In trasferta per la prima volta. Il tradizionale appuntamento romano promosso in occasione della Giornata per l’approfondimento e lo sviluppo del dialogo tra cattolici ed ebrei(in questa XXXII edizione spostato al 21 gennaio), ha luogo nella sede del Museo ebraico di Roma, anziché come di consueto presso la Pontificia università lateranense.
Il rabbino capo della Comunità ebraica di Roma rav Riccardo Di Segni, il cardinale José Tolentino de Mendonça, Archivista e Bibliotecario di Santa Romana Chiesa, introdotti dal cardinale vicario Angelo De Donatis, dialogano sul libro del Qohelet delle cinque Meghil-lot, testo biblico che si presta in maniera particolare a una riflessione comune sui temi del dolore, della vita e della morte.

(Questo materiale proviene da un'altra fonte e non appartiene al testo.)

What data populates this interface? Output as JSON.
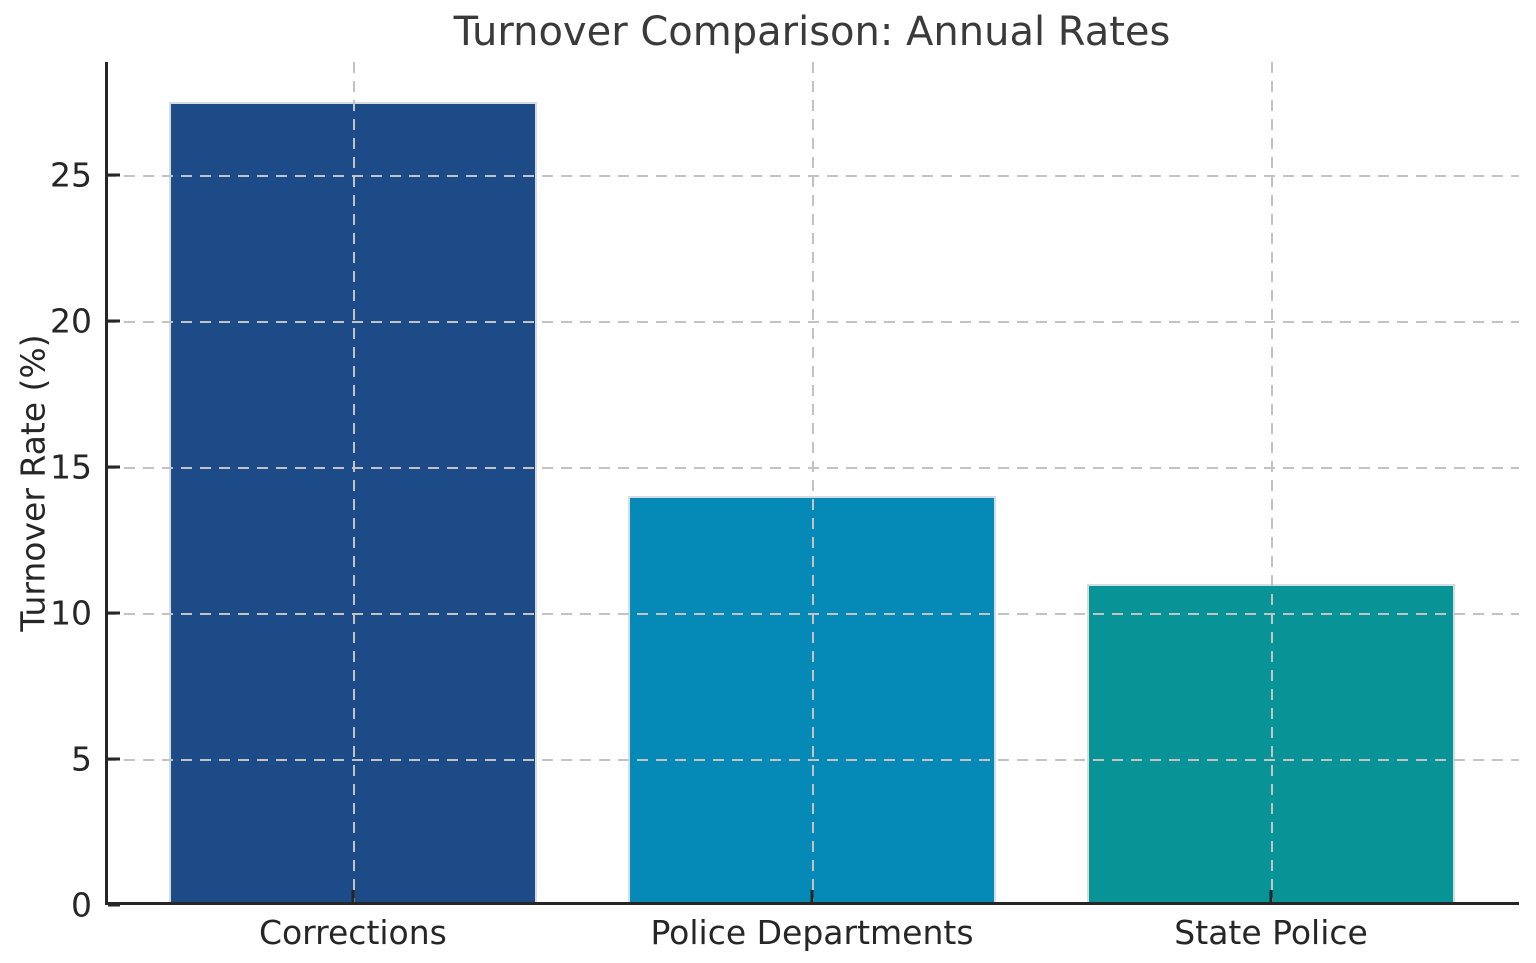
{
  "figure": {
    "title": "Turnover Comparison: Annual Rates",
    "ylabel": "Turnover Rate (%)"
  },
  "chart_data": {
    "type": "bar",
    "title": "Turnover Comparison: Annual Rates",
    "xlabel": "",
    "ylabel": "Turnover Rate (%)",
    "categories": [
      "Corrections",
      "Police Departments",
      "State Police"
    ],
    "values": [
      27.5,
      14.0,
      11.0
    ],
    "bar_colors": [
      "#1d4b87",
      "#058ab8",
      "#089396"
    ],
    "bar_edge_color": "#d5dce2",
    "ylim": [
      0,
      28.875
    ],
    "yticks": [
      0,
      5,
      10,
      15,
      20,
      25
    ],
    "xlim": [
      -0.54,
      2.54
    ],
    "bar_width": 0.8,
    "grid": true,
    "grid_line_style": "dashed",
    "grid_on_top_of_bars": true,
    "grid_color": "#c3c3c3",
    "axis_color": "#262626",
    "tick_direction": "in",
    "legend_position": "none",
    "background_color": "#ffffff",
    "title_color": "#3a3a3a",
    "tick_label_color": "#262626"
  }
}
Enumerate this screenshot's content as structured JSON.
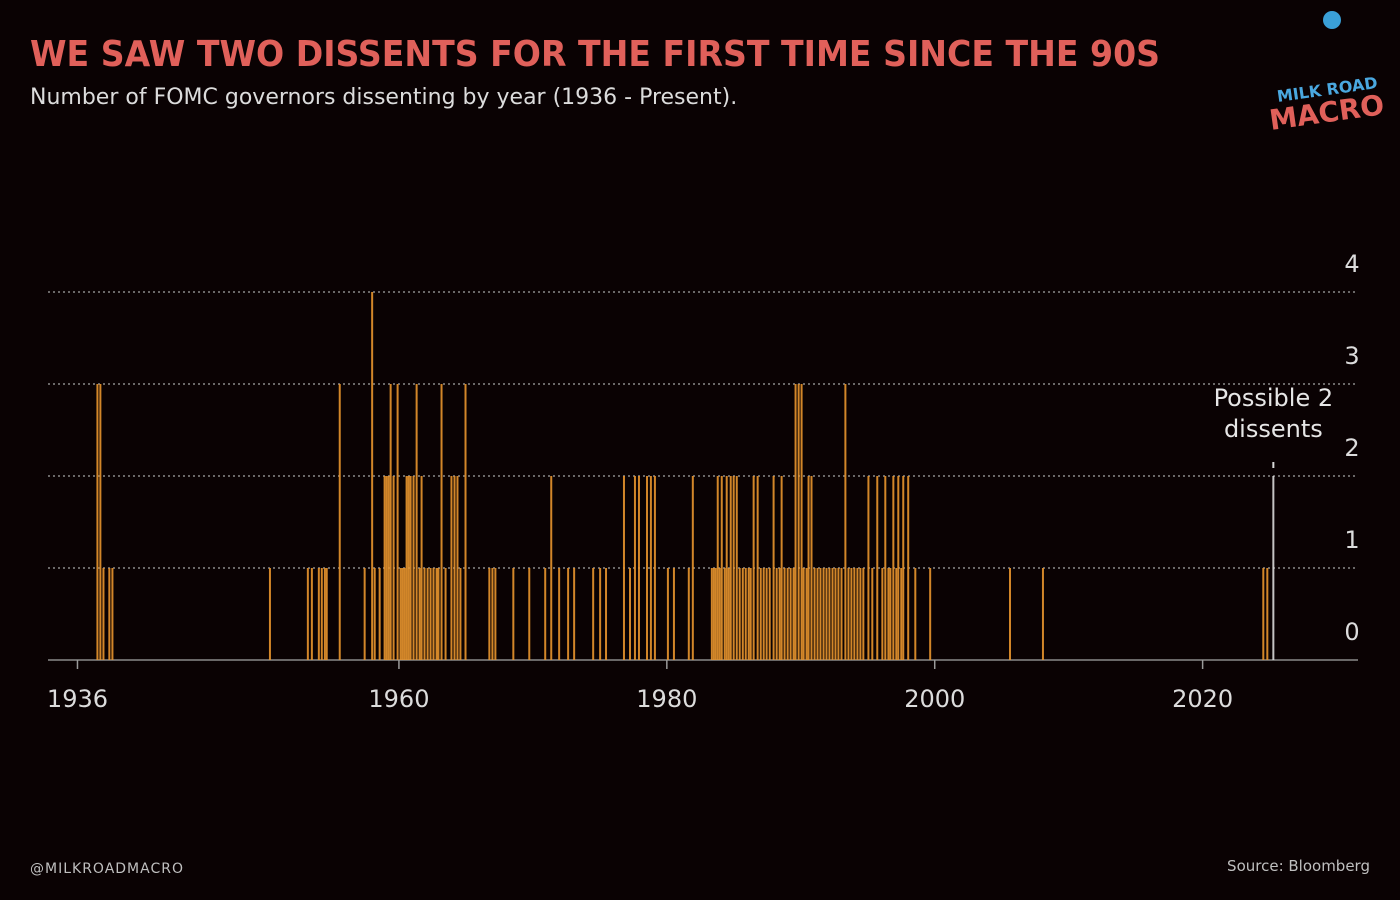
{
  "chart_data": {
    "type": "bar",
    "title": "WE SAW TWO DISSENTS FOR THE FIRST TIME SINCE THE 90S",
    "subtitle": "Number of FOMC governors dissenting by year (1936 - Present).",
    "logo": [
      "MILK ROAD",
      "MACRO"
    ],
    "handle": "@MILKROADMACRO",
    "source": "Source: Bloomberg",
    "color": "#e8952e",
    "x": [
      1937.49,
      1937.71,
      1937.94,
      1938.38,
      1938.61,
      1950.37,
      1953.2,
      1953.5,
      1954.02,
      1954.24,
      1954.47,
      1954.61,
      1955.58,
      1957.44,
      1958.0,
      1958.19,
      1958.56,
      1958.93,
      1959.08,
      1959.23,
      1959.38,
      1959.6,
      1959.9,
      1960.12,
      1960.27,
      1960.42,
      1960.57,
      1960.72,
      1960.87,
      1961.09,
      1961.32,
      1961.54,
      1961.69,
      1961.91,
      1962.14,
      1962.36,
      1962.58,
      1962.81,
      1962.95,
      1963.18,
      1963.48,
      1963.92,
      1964.15,
      1964.37,
      1964.59,
      1964.97,
      1966.75,
      1966.98,
      1967.2,
      1968.54,
      1969.73,
      1970.92,
      1971.37,
      1971.96,
      1972.63,
      1973.08,
      1974.5,
      1975.02,
      1975.46,
      1976.8,
      1977.25,
      1977.62,
      1977.92,
      1978.52,
      1978.81,
      1979.11,
      1980.08,
      1980.53,
      1981.64,
      1981.94,
      1983.36,
      1983.51,
      1983.65,
      1983.8,
      1983.95,
      1984.1,
      1984.32,
      1984.47,
      1984.62,
      1984.77,
      1984.99,
      1985.22,
      1985.44,
      1985.67,
      1985.89,
      1986.11,
      1986.26,
      1986.48,
      1986.78,
      1987.01,
      1987.23,
      1987.45,
      1987.68,
      1987.97,
      1988.2,
      1988.42,
      1988.57,
      1988.79,
      1989.02,
      1989.24,
      1989.46,
      1989.61,
      1989.84,
      1990.06,
      1990.21,
      1990.43,
      1990.58,
      1990.8,
      1991.03,
      1991.25,
      1991.47,
      1991.7,
      1991.92,
      1992.14,
      1992.37,
      1992.59,
      1992.81,
      1993.04,
      1993.33,
      1993.56,
      1993.78,
      1994.0,
      1994.23,
      1994.45,
      1994.67,
      1995.05,
      1995.34,
      1995.71,
      1996.09,
      1996.31,
      1996.54,
      1996.69,
      1996.91,
      1997.13,
      1997.28,
      1997.5,
      1997.65,
      1998.02,
      1998.55,
      1999.66,
      2005.62,
      2008.08,
      2024.53,
      2024.83
    ],
    "values": [
      3,
      3,
      1,
      1,
      1,
      1,
      1,
      1,
      1,
      1,
      1,
      1,
      3,
      1,
      4,
      1,
      1,
      2,
      2,
      2,
      3,
      2,
      3,
      1,
      1,
      1,
      2,
      2,
      2,
      2,
      3,
      1,
      2,
      1,
      1,
      1,
      1,
      1,
      1,
      3,
      1,
      2,
      2,
      2,
      1,
      3,
      1,
      1,
      1,
      1,
      1,
      1,
      2,
      1,
      1,
      1,
      1,
      1,
      1,
      2,
      1,
      2,
      2,
      2,
      2,
      2,
      1,
      1,
      1,
      2,
      1,
      1,
      1,
      2,
      1,
      2,
      1,
      2,
      1,
      2,
      2,
      2,
      1,
      1,
      1,
      1,
      1,
      2,
      2,
      1,
      1,
      1,
      1,
      2,
      1,
      1,
      2,
      1,
      1,
      1,
      1,
      3,
      3,
      3,
      1,
      1,
      2,
      2,
      1,
      1,
      1,
      1,
      1,
      1,
      1,
      1,
      1,
      1,
      3,
      1,
      1,
      1,
      1,
      1,
      1,
      2,
      1,
      2,
      1,
      2,
      1,
      1,
      2,
      1,
      2,
      1,
      2,
      2,
      1,
      1,
      1,
      1,
      1,
      1
    ],
    "highlight": {
      "x": 2025.28,
      "value": 2,
      "color": "#d8d8d8",
      "label": [
        "Possible 2",
        "dissents"
      ]
    },
    "xlim": [
      1933.8,
      2031.6
    ],
    "xticks": [
      1936,
      1960,
      1980,
      2000,
      2020
    ],
    "ylim": [
      0,
      4
    ],
    "yticks": [
      0,
      1,
      2,
      3,
      4
    ],
    "grid": true
  }
}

“Per anni, oggetto del dialogo è stato il Decalogo, inteso secondo la versione ebraica – ricorda rav Di Segni -Quest’anno abbiamo le riflessioni di un re anziano, identificato con Salomone, che ragiona con distacco sul senso della vita, sulle vanità del mondo e sulla caducità umana. In questo particolare momento di pandemia, ci induce a una comune riflessione sulla fragilità umana”.

Il dialogo ebraico-cristiano da decenni ha scritto pagine di storia, come il Concilio Vaticano II o le visite di tre diversi papi in sinagoga, a partire da Giovanni Paolo II nel 1986. “Sono stati compiuti grandi passi avanti dal punto di vista dottrinale, ma molti aspetti restano ancora inesplorati – ha aggiunto rav Di Segni – Il senso di queste iniziative è dimostrare concretamente e reciprocamente la presenza di una ricchezza di tradizioni, di esegesi, di spiritualità, spesso nota solo a pochi addetti ai lavori. In Italia gran parte della popolazione rispetto all’ebraismo ha nozioni elementari se non errate: queste iniziative permettono di dare notizia dell’esistenza e dell’importanza della nostra tradizione”.

«Che questa Giornata di incontro avvenga nel cuore della comunità ebraica romana – sottolinea monsignor Marco Gnavi, incaricato dell’Ufficio diocesano per l’ecumenismo, il dialogo interreligioso e i nuovi culti – è un segno di accoglienza di cui siamo grati».